# mbr defekt (möglich?)



## maxextrem (17. Mai 2003)

Hi,

ich hab vor knapp einem halben Jahr bei eBay eine 1,6 GB HDD ersteigert. Sie lief sseit dem in meinem Rechner als Backuphdd. Ohne Probleme. So läuft sie auch jetzt nocht.

Nun bastel ich mir jedoch gerade einen kleinen Server für den Keller, und ich krieg dort auf dieser HDD kein OS gebootet. Vorgehensweise:

=> boot per USB Stick (weder CD noch Floppy vorhanden)
=> win2kpro über zweite HDD installiert
=> Windows2k kopiert die Daten auf die 1,6 GB Hdd, bootet neu, Bios findet auch ne bootsequenz auf der HDD, aber danach passiert nichts mehr.

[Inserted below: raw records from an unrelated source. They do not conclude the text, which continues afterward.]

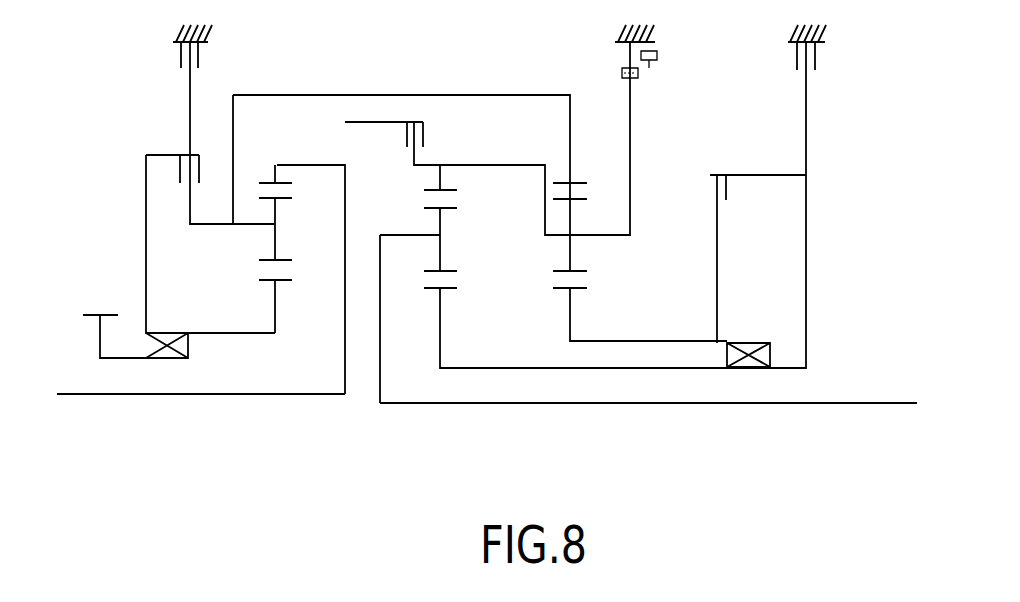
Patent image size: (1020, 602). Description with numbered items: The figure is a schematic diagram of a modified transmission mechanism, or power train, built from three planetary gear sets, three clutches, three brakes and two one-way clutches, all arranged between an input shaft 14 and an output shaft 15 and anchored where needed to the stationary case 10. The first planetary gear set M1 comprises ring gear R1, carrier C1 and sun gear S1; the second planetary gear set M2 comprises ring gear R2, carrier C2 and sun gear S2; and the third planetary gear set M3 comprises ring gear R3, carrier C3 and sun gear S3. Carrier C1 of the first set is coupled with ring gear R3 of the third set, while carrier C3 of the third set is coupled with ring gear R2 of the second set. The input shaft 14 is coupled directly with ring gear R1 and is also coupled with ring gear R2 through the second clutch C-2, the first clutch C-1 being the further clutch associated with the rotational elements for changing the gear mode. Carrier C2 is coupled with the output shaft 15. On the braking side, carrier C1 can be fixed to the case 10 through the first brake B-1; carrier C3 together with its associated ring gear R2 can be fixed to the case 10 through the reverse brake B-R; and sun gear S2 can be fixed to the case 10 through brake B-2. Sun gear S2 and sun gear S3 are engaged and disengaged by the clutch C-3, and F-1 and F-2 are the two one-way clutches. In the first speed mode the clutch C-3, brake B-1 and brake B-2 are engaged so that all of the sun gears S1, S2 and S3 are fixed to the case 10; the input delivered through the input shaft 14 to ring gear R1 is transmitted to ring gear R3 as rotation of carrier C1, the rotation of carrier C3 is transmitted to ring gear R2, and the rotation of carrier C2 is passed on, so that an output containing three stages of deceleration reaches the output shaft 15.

The case 10 is at (212, 34).
The first brake B-1 is at (181, 47).
The first clutch C-1 is at (162, 155).
The ring gear R1 is at (267, 183).
The carrier C1 is at (244, 226).
The sun gear S1 is at (284, 262).
The one-way clutch F-1 is at (188, 343).
The first planetary gear set M1 is at (288, 297).
The input shaft 14 is at (267, 395).
The second clutch C-2 is at (422, 137).
The carrier C2 is at (405, 235).
The ring gear R2 is at (444, 190).
The sun gear S2 is at (448, 270).
The sun gear S3 is at (565, 292).
The second planetary gear set M2 is at (450, 372).
The third planetary gear set M3 is at (568, 372).
The reverse brake B-R is at (606, 69).
The ring gear R3 is at (574, 183).
The carrier C3 is at (596, 236).
The clutch C-3 is at (710, 193).
The brake B-2 is at (795, 47).
The one-way clutch F-2 is at (727, 358).
The output shaft 15 is at (823, 404).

Wie gesagt, Festplatte funktioniert in meinem zweitem Rechner als Backuphdd noch immer. (Auch auf dem normalen Rechner bootet die HDD nicht!

Ist es möglich, dass der MBR kaputt ist?


----------



## Fabian (17. Mai 2003)

Schreib ihn halt neu, geht doch schnell...
Am normalen PC ne Windows 98 Startdiskette erstellen und das aufn USB Stick draufhauen. Im DOS einfach fdisk /MBR eingeben. Das wars


----------



## maxextrem (17. Mai 2003)

Hmm => missverständnis?
Ist mir schon klar, wie ich den MBR formatiere, aber das war nicht die Frage


----------



## Fabian (17. Mai 2003)

Jo is mir schon klar.. Damit wollte ich sagen "Ja, koennte vielleicht moeglich sein". Und das war nur ein Tipp. Machs einfach, wenns geht waere dieser Thread unsinnig, wenns nicht geht ebenfalls.


----------



## maxextrem (18. Mai 2003)

Ging leider "natürlich" nicht ;(

Ich hab keine andere HDD für den Server, und eine neue ist für einen armen Schüler nicht nur viel zu teuer, sondern auch noch viel zu groß. Ich will doch noch WAMP drauf laufen lassen ;(


----------



## Fabian (18. Mai 2003)

Och.. Geh aufn Flohmarkt oder so ;] Oder eBay..


----------



## maxextrem (18. Mai 2003)

> armen Schüler



morgen müsste wieder ein Brief von der Gesellschaft für Zahlungssysteme MBH kommen


----------



## Fabian (18. Mai 2003)

*bahnhof*


----------



## maxextrem (18. Mai 2003)

am achtzehnten kommt Kreditkartenabrechnung, am zwanzigsten wird das Geld vom Konto eingezogen, und am ersten krieg ich erst wieder Cash. 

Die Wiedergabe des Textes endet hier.